Question :
One of our tables is over 200gb and the old records are hardly ever queried, and this makes me think partitioning is a good solution, however I am having trouble figuring out which column to use as a Partition Key for a table.
We have 2 tables as follows (names and structures are altered for confidentiality):
transactions
table – with a transaction ID,checks
table – With the schema(id, transcation_id, created_at, metadata, last_updated_at)
there can be multiple different checks with for a giventransaction_id
As part of data aggregation we write a summarized version of the checks into a single column in the transactions
table. The way we do this aggregation is by running an UPDATE
on transactions
table with joins on the checks table filtering by last_updated_at
to only check for checks that have been updated recently.
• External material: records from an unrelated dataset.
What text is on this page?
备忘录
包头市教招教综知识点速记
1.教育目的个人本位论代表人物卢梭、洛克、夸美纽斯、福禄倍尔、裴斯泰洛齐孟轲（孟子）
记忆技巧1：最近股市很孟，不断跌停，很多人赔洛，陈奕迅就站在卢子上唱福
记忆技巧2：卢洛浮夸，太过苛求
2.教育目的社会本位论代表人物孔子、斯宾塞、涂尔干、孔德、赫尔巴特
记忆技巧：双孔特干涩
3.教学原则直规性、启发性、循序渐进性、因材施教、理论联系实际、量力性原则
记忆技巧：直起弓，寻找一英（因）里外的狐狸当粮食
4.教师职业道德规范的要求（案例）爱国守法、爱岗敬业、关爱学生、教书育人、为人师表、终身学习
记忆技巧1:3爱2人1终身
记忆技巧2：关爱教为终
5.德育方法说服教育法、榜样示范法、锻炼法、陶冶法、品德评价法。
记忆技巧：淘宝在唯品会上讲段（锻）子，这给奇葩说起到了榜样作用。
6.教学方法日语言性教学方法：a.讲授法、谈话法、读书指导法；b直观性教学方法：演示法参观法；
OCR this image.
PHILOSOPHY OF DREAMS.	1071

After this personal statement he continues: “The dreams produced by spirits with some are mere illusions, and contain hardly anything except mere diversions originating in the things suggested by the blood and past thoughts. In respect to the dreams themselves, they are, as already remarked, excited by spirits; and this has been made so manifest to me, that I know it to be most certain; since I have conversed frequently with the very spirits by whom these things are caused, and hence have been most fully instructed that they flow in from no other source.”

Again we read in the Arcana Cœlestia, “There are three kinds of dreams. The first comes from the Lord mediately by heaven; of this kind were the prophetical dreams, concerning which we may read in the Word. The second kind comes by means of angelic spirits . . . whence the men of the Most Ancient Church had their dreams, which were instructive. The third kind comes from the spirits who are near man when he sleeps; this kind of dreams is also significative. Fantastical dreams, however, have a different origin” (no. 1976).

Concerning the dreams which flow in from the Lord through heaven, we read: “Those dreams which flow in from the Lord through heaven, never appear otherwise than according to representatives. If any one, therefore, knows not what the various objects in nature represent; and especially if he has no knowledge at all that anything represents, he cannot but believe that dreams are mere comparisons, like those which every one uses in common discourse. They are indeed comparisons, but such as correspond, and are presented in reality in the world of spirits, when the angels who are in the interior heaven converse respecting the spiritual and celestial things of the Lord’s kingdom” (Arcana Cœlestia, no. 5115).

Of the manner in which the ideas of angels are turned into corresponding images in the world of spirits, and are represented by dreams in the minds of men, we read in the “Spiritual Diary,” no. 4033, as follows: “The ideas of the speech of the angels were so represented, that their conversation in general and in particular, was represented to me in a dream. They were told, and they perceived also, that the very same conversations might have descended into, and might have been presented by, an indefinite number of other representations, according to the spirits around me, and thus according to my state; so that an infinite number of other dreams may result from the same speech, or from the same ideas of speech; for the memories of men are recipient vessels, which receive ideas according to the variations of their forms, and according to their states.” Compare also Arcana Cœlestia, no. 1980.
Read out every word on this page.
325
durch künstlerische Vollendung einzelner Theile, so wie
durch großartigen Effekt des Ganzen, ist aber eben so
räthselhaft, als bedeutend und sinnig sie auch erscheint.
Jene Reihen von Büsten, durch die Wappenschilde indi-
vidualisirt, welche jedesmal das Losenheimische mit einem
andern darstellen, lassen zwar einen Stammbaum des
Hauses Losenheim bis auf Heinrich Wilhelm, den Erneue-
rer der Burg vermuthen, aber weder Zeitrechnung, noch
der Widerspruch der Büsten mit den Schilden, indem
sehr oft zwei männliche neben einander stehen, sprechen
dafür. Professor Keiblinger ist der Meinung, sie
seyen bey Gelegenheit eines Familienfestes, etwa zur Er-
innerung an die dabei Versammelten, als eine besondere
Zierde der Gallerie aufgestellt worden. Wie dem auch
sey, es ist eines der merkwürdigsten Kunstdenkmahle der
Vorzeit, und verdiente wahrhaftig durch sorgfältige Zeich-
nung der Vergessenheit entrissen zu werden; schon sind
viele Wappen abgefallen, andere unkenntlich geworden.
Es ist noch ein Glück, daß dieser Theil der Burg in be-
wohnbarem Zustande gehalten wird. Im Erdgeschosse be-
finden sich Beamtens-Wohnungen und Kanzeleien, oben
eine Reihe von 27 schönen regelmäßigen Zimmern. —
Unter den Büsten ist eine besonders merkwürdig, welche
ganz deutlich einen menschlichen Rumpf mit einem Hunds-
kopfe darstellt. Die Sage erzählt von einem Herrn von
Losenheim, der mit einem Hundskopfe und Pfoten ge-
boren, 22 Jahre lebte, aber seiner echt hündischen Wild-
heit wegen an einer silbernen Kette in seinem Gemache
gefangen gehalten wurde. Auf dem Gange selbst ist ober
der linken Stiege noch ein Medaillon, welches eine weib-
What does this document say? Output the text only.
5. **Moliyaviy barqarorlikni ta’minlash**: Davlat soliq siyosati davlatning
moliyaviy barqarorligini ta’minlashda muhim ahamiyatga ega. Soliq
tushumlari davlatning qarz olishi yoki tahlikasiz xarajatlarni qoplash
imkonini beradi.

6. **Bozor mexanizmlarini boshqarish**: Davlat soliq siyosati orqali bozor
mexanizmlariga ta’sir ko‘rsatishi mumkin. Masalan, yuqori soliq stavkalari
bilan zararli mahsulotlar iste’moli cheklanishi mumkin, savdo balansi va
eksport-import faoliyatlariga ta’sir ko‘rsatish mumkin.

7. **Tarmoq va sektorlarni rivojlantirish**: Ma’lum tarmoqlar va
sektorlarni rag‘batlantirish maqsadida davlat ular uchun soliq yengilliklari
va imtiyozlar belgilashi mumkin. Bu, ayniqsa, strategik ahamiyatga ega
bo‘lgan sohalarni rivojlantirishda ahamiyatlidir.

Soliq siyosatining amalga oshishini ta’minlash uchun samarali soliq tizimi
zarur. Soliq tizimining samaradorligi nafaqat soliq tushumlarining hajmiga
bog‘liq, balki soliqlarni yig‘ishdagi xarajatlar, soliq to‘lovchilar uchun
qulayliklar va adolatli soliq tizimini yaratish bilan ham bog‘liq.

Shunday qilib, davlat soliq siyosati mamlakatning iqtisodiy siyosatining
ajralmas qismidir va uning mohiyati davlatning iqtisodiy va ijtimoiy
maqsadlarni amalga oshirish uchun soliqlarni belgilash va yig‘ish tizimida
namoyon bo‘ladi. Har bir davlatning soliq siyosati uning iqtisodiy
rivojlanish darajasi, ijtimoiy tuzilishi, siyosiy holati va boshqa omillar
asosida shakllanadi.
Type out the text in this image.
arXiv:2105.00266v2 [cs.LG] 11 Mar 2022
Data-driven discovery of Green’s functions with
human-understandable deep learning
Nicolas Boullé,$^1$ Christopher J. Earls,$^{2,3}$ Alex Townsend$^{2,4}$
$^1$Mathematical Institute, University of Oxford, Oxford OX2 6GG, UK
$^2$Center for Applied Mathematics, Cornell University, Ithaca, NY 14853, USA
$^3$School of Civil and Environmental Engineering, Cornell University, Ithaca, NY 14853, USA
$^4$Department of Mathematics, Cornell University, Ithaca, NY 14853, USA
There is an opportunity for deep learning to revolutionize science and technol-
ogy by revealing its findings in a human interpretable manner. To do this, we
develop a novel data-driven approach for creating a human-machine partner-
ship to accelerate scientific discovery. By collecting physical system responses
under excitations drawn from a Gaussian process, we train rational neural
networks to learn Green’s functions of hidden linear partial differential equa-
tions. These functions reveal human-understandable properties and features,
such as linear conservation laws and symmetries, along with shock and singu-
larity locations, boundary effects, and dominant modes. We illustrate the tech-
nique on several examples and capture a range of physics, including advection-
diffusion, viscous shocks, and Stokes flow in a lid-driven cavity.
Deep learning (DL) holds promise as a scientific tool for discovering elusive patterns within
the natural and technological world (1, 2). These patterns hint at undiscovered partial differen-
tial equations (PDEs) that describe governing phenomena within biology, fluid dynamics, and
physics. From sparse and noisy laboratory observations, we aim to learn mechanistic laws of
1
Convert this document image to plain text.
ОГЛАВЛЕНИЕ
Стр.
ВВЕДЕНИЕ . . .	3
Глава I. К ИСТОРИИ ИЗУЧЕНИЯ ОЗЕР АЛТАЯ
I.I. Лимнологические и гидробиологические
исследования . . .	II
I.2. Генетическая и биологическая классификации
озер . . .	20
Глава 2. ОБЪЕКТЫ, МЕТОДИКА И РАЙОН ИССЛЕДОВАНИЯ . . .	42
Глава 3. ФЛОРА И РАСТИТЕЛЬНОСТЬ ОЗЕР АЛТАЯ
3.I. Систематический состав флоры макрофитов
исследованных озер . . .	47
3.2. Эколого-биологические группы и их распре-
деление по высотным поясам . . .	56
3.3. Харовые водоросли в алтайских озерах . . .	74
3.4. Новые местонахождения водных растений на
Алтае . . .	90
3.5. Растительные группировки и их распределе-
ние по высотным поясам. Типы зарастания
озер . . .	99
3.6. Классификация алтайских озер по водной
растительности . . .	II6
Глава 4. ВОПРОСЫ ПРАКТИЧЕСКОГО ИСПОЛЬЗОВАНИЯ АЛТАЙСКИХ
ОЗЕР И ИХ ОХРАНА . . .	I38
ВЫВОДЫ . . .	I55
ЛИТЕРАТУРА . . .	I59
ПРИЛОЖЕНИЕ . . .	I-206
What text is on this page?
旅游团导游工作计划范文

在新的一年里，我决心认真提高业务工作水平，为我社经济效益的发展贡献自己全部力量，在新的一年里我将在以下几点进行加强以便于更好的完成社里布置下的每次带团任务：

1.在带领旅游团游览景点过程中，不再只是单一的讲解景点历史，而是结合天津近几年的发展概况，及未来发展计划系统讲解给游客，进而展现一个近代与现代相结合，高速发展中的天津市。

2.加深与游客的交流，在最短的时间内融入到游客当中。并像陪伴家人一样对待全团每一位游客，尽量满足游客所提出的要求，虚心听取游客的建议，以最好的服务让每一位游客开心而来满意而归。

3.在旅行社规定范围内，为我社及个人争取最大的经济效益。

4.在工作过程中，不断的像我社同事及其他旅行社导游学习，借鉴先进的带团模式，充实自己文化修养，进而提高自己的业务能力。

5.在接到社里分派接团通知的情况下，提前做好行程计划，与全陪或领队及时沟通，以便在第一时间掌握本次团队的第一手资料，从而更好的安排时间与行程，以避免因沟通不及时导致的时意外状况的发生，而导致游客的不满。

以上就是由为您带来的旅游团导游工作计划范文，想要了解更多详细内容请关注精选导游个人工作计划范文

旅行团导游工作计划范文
Users however query using created_at
in the checks
table, and also last_updated_at
could potentially change for a given row (although not likely).
Which one should I use as partition key? created_at
or last_updated_at
?
Answer :
Most queries become slower with partitioning.
The exceptions I know are:
- a query that needs a sequential scan, but contains the partitioning key in the
WHERE
clause - a query that joins two partitioned tables, and the join condition matches the partition key for both
- a query that groups and aggregates by the partitioning key
So you should rather consider how data expire. Partition your tables so that you can get rid of old, obsolete data by dropping partitions.